Karl-Theodor zu Guttenberg: Der 94-Prozent-Plagiator

Beruf/Amt:

2009 Bundesminister für Wirtschaft und Technologie; 2010 bis 2011 Verteidigungsminister

Dissertation:

"Verfassung und Verfassungsvertrag. Konstitutionelle Entwicklungsstufen in den USA und der EU" (Rechtswissenschaften, Uni Bayreuth)

Erstellungszeitraum: 1999 bis 2006
Veröffentlichung: 2009
Plagiatanteil laut GuttenPlag : 94 Prozent

Tätigkeiten im Verfassungszeitraum:

Seit 2002: Mitglied im Bundestag und im Kreisrat des Kreistags Kulmbach

Ab 2005: Vorsitzender der CDU /CSU Bundestagsfraktion im Auswärtigen Ausschuss und Sprecher der CDU/CSU-Fraktion für Abrüstung, Nichtverbreitung und Rüstungskontrolle

Aufdeckungsgeschichte:

12. Februar 2011: Der Rechtswissenschaftler Andreas Fischer-Lescano entdeckt erste Plagiatsstellen , während er die Arbeit für eine Rezension liest.

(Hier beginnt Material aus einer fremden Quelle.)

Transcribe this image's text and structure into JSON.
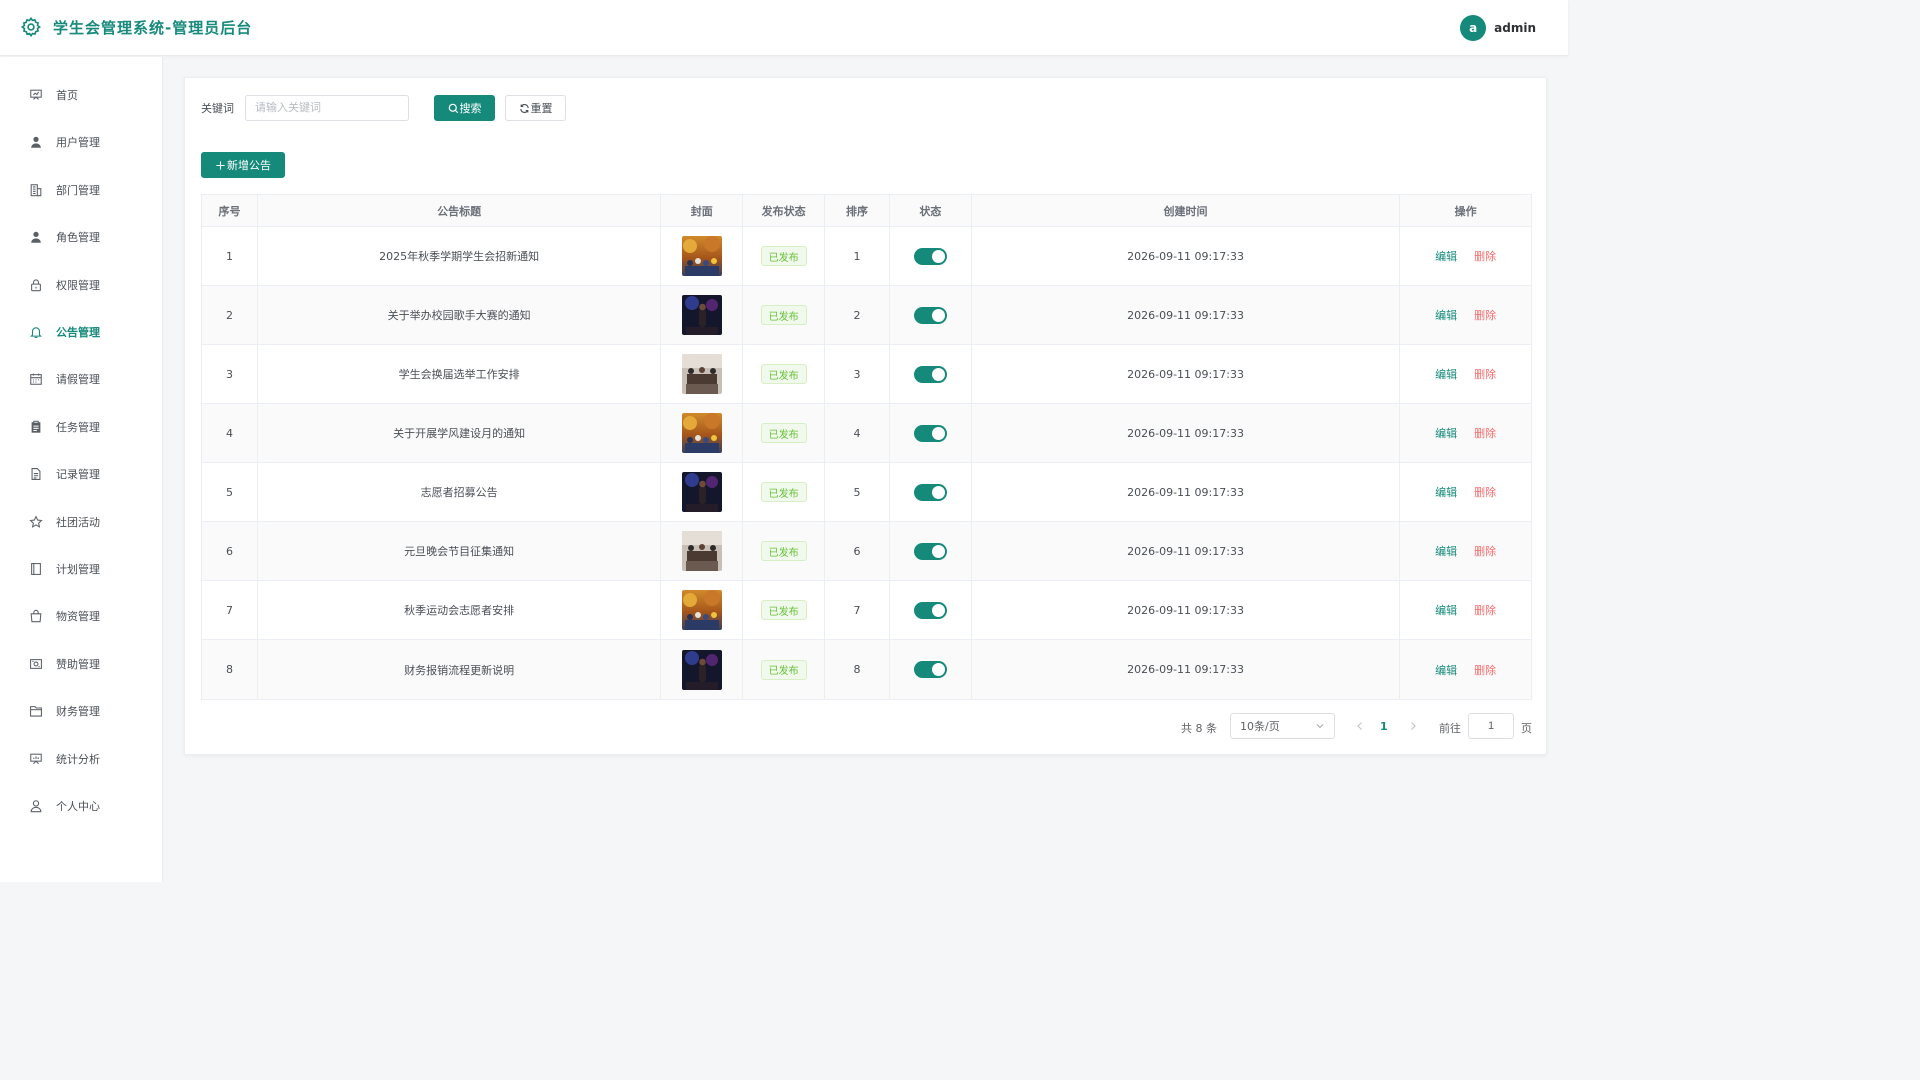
{
  "header": {
    "title": "学生会管理系统-管理员后台",
    "avatar_letter": "a",
    "username": "admin"
  },
  "sidebar": {
    "active_index": 5,
    "items": [
      {
        "label": "首页",
        "icon": "presentation-icon"
      },
      {
        "label": "用户管理",
        "icon": "user-icon"
      },
      {
        "label": "部门管理",
        "icon": "building-icon"
      },
      {
        "label": "角色管理",
        "icon": "user-icon"
      },
      {
        "label": "权限管理",
        "icon": "lock-icon"
      },
      {
        "label": "公告管理",
        "icon": "bell-icon"
      },
      {
        "label": "请假管理",
        "icon": "calendar-icon"
      },
      {
        "label": "任务管理",
        "icon": "clipboard-icon"
      },
      {
        "label": "记录管理",
        "icon": "document-icon"
      },
      {
        "label": "社团活动",
        "icon": "star-icon"
      },
      {
        "label": "计划管理",
        "icon": "notebook-icon"
      },
      {
        "label": "物资管理",
        "icon": "bag-icon"
      },
      {
        "label": "赞助管理",
        "icon": "money-icon"
      },
      {
        "label": "财务管理",
        "icon": "folder-icon"
      },
      {
        "label": "统计分析",
        "icon": "chart-board-icon"
      },
      {
        "label": "个人中心",
        "icon": "user-outline-icon"
      }
    ]
  },
  "search": {
    "label": "关键词",
    "placeholder": "请输入关键词",
    "search_label": "搜索",
    "reset_label": "重置"
  },
  "toolbar": {
    "add_label": "新增公告"
  },
  "table": {
    "columns": [
      "序号",
      "公告标题",
      "封面",
      "发布状态",
      "排序",
      "状态",
      "创建时间",
      "操作"
    ],
    "edit_label": "编辑",
    "delete_label": "删除",
    "rows": [
      {
        "no": "1",
        "title": "2025年秋季学期学生会招新通知",
        "cover": "autumn-crowd",
        "status": "已发布",
        "sort": "1",
        "enabled": true,
        "created": "2026-09-11 09:17:33"
      },
      {
        "no": "2",
        "title": "关于举办校园歌手大赛的通知",
        "cover": "stage-concert",
        "status": "已发布",
        "sort": "2",
        "enabled": true,
        "created": "2026-09-11 09:17:33"
      },
      {
        "no": "3",
        "title": "学生会换届选举工作安排",
        "cover": "meeting-room",
        "status": "已发布",
        "sort": "3",
        "enabled": true,
        "created": "2026-09-11 09:17:33"
      },
      {
        "no": "4",
        "title": "关于开展学风建设月的通知",
        "cover": "autumn-crowd",
        "status": "已发布",
        "sort": "4",
        "enabled": true,
        "created": "2026-09-11 09:17:33"
      },
      {
        "no": "5",
        "title": "志愿者招募公告",
        "cover": "stage-concert",
        "status": "已发布",
        "sort": "5",
        "enabled": true,
        "created": "2026-09-11 09:17:33"
      },
      {
        "no": "6",
        "title": "元旦晚会节目征集通知",
        "cover": "meeting-room",
        "status": "已发布",
        "sort": "6",
        "enabled": true,
        "created": "2026-09-11 09:17:33"
      },
      {
        "no": "7",
        "title": "秋季运动会志愿者安排",
        "cover": "autumn-crowd",
        "status": "已发布",
        "sort": "7",
        "enabled": true,
        "created": "2026-09-11 09:17:33"
      },
      {
        "no": "8",
        "title": "财务报销流程更新说明",
        "cover": "stage-concert",
        "status": "已发布",
        "sort": "8",
        "enabled": true,
        "created": "2026-09-11 09:17:33"
      }
    ]
  },
  "pagination": {
    "total_text": "共 8 条",
    "page_size": "10条/页",
    "current_page": "1",
    "goto_label": "前往",
    "goto_value": "1",
    "goto_suffix": "页"
  },
  "colors": {
    "primary": "#158a7b",
    "danger": "#f56c6c",
    "success": "#67c23a"
  }
}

Fischer-Lescano informiert die Universität Bayreuth und die Gutachter Peter Häberle und Rudolf Streinz. Außerdem wendet er sich an zwei Redakteure der Süddeutschen Zeitung (SZ).

16. Februar 2011: In der SZ erscheint ein Artikel über Fischer-Lescanos Vorwürfe und eine erste Stellungnahme Guttenbergs.

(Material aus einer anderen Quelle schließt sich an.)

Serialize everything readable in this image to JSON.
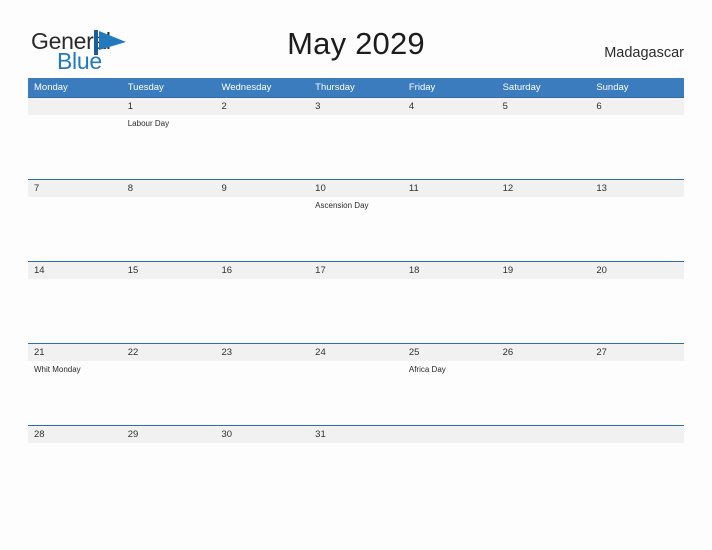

17. Februar 2011: Eine anonyme Person gründet die Online-Plattform GuttenPlag-Wiki. Sie macht Guttenbergs Dissertation der Öffentlichkeit zugänglich und ermöglicht es jedem Internetnutzer, nach abgeschriebenen Stellen zu suchen. Vier Tage später veröffentlicht GuttenPlag-Wiki einen Bericht, in dem 271 Plagiatsstellen dokumentiert sind. Am gleichen Tag bittet Guttenberg die Universität Bayreuth um Rücknahme seines Titels.

Reaktion der Universität:

16. Februar 2011: Auf Fischer-Lescanos Hinweis veranlasst Diethelm Klippel, Ombudsmann der Kommission "Selbstkontrolle in der Wissenschaft" der Universität Bayreuth, eine Prüfung der Dissertation Guttenbergs.

23. Februar 2011: Nach einer vorläufigen Prüfung erkennt die Universität Guttenberg den Doktorgrad ab . Am 1. März gibt Guttenberg seinen Rücktritt vom Amt des Verteidigungsministers bekannt.

5. Mai 2011: Die Kommission veröffentlicht einen endgültigen Bericht, in dem sie Guttenberg vorsätzliche Täuschung vorwirft. Begründung: "Die Kommission vermag nicht nachzuvollziehen, dass jemand, der über Jahre Quellen für seine Dissertation bearbeitet, derart in einen Zustand der Dauervergesslichkeit gerät, dass ihm die allerorten in seiner Arbeit nachweisbaren Falschangaben vollständig aus dem Bewusstsein geraten."